Thank you for your insights!


----------



## Vasks

Money does play a part, no doubt. Yes learn bassoon if you want to have a chance at playing in an amateur orchestra. Learn bass clarinet if you want to play in a community concert band. There will be more competition for sax players that already own a bari sax.


----------



## Enthalpy

There aren't so many contrabass woodwinds...

The flute fails at that height. The contrabass saxophone is impractical (but the tubax is better). The oboe becomes a bassoon. The sarrusophone has practically disappeared. This leaves the clarinet and the contrabassoon (and variant, the contraforte).

Every symphonic orchestra has a *contrabassoon*, easily played by a bassoonist. Nearly no wind band has one because it's *inaudible*. Worse than a bassoon. And check the price! In a wind band, the contraforte would be a less bad choice.

The (contraalto and) *contrabass clarinets* are excellent instruments, agile, loud, easy. Less expensive. They would be excellent in symphonic orchestras, but alas scores don't require them. Since the composition of wind bands is more flexible, you may ask if they want you to play one.
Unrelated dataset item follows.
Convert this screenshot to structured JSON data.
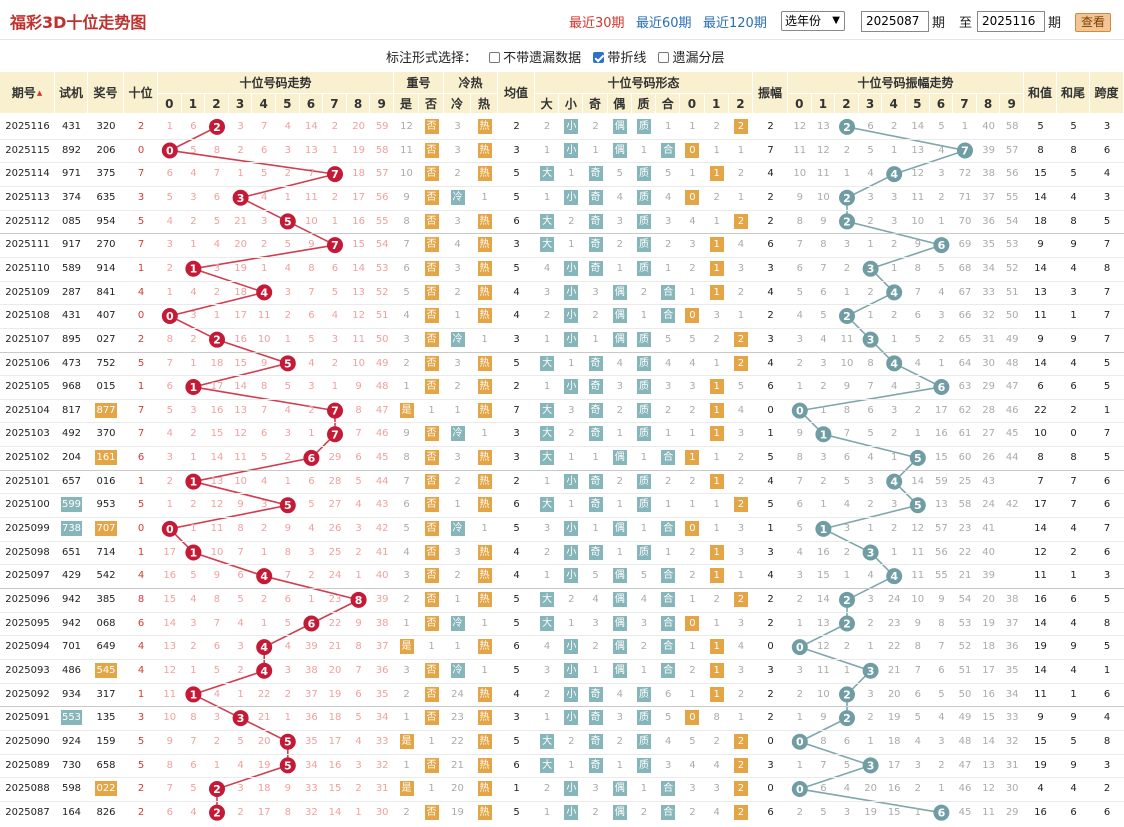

Or you just play the *contrabass tuba*, instead of a contrabass woodwind. Excellent instrument, agile, powerful, easy. By far not as expensive. Played everywhere and in demand.
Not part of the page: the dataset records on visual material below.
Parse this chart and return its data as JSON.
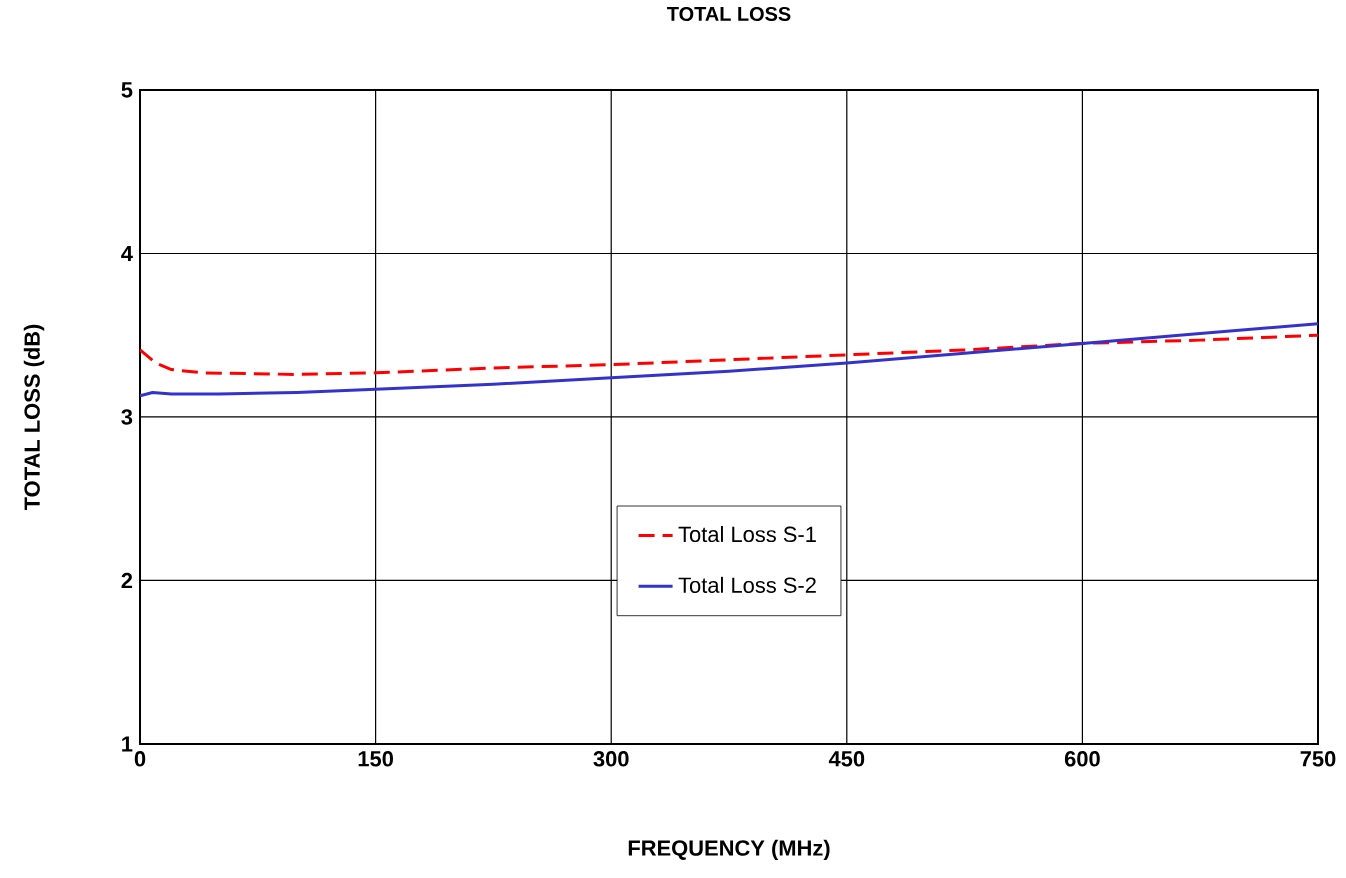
{
  "chart_data": {
    "type": "line",
    "title": "TOTAL LOSS",
    "xlabel": "FREQUENCY (MHz)",
    "ylabel": "TOTAL LOSS (dB)",
    "xlim": [
      0,
      750
    ],
    "ylim": [
      1,
      5
    ],
    "xticks": [
      0,
      150,
      300,
      450,
      600,
      750
    ],
    "yticks": [
      1,
      2,
      3,
      4,
      5
    ],
    "grid": true,
    "legend": "bottom",
    "series": [
      {
        "name": "Total Loss S-1",
        "color": "#ff0000",
        "line_style": "dashed",
        "x": [
          0,
          5,
          10,
          20,
          40,
          100,
          150,
          225,
          300,
          375,
          450,
          525,
          600,
          675,
          750
        ],
        "values": [
          3.41,
          3.37,
          3.33,
          3.29,
          3.27,
          3.26,
          3.27,
          3.3,
          3.32,
          3.35,
          3.38,
          3.41,
          3.45,
          3.47,
          3.5
        ]
      },
      {
        "name": "Total Loss S-2",
        "color": "#3333cc",
        "line_style": "solid",
        "x": [
          0,
          8,
          20,
          50,
          100,
          150,
          225,
          300,
          375,
          450,
          525,
          600,
          675,
          750
        ],
        "values": [
          3.13,
          3.15,
          3.14,
          3.14,
          3.15,
          3.17,
          3.2,
          3.24,
          3.28,
          3.33,
          3.39,
          3.45,
          3.51,
          3.57
        ]
      }
    ]
  }
}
Do wind bands have enough bass and *contrabass trombones*? Possible niche!

If you're willing to travel, you could own and play a *cimbasso*. Demanded by Rossini and Verdi, hence needed a few times per year, where orchestras lend one IF it is available and let a tubist play it. If you have the instrument and can jump in, you may be more useful.


----------



## Enthalpy

I wonder if wind bands could welcome a *cimbasso*? It's a decent contrabass to the trumpets and trombones, while a tuba sounds completely different. The cimbasso competes with the contrabass trombone, which isn't frequent neither.

Or maybe just a *baritone saxophone* could be wanted in wind bands? To my knowledge, many wind bands possess a baritone saxophone and let an alto or tenor saxophonist play it. Possibly a baritone saxophonist would be enrolled for being a specialist, or to replace a missing saxophonist, or to have a second baritone.


----------



## Enthalpy

Maybe a *contraforte* would make sense. It's a louder replacement for the contrabassoon, with similar sound and different fingerings.
voices.washingtonpost.com
In a wind band, it could be considered while the contrabassoon is inaudible. Maybe symphonic orchestras would hire a musician occasionally when the contrabassoon is too weak.

Or the two *tubax*. They are contrabass saxophones build narrower and better folded, hence reasonably transported. Standard saxophone fingerings but baritone or bass (I've forgotten) mouthpiece and reeds, hence easily played. I could imagine wind bands adding them to their sax or even clarinet section.

The best path is to ask conductors what instrument they covet.


----------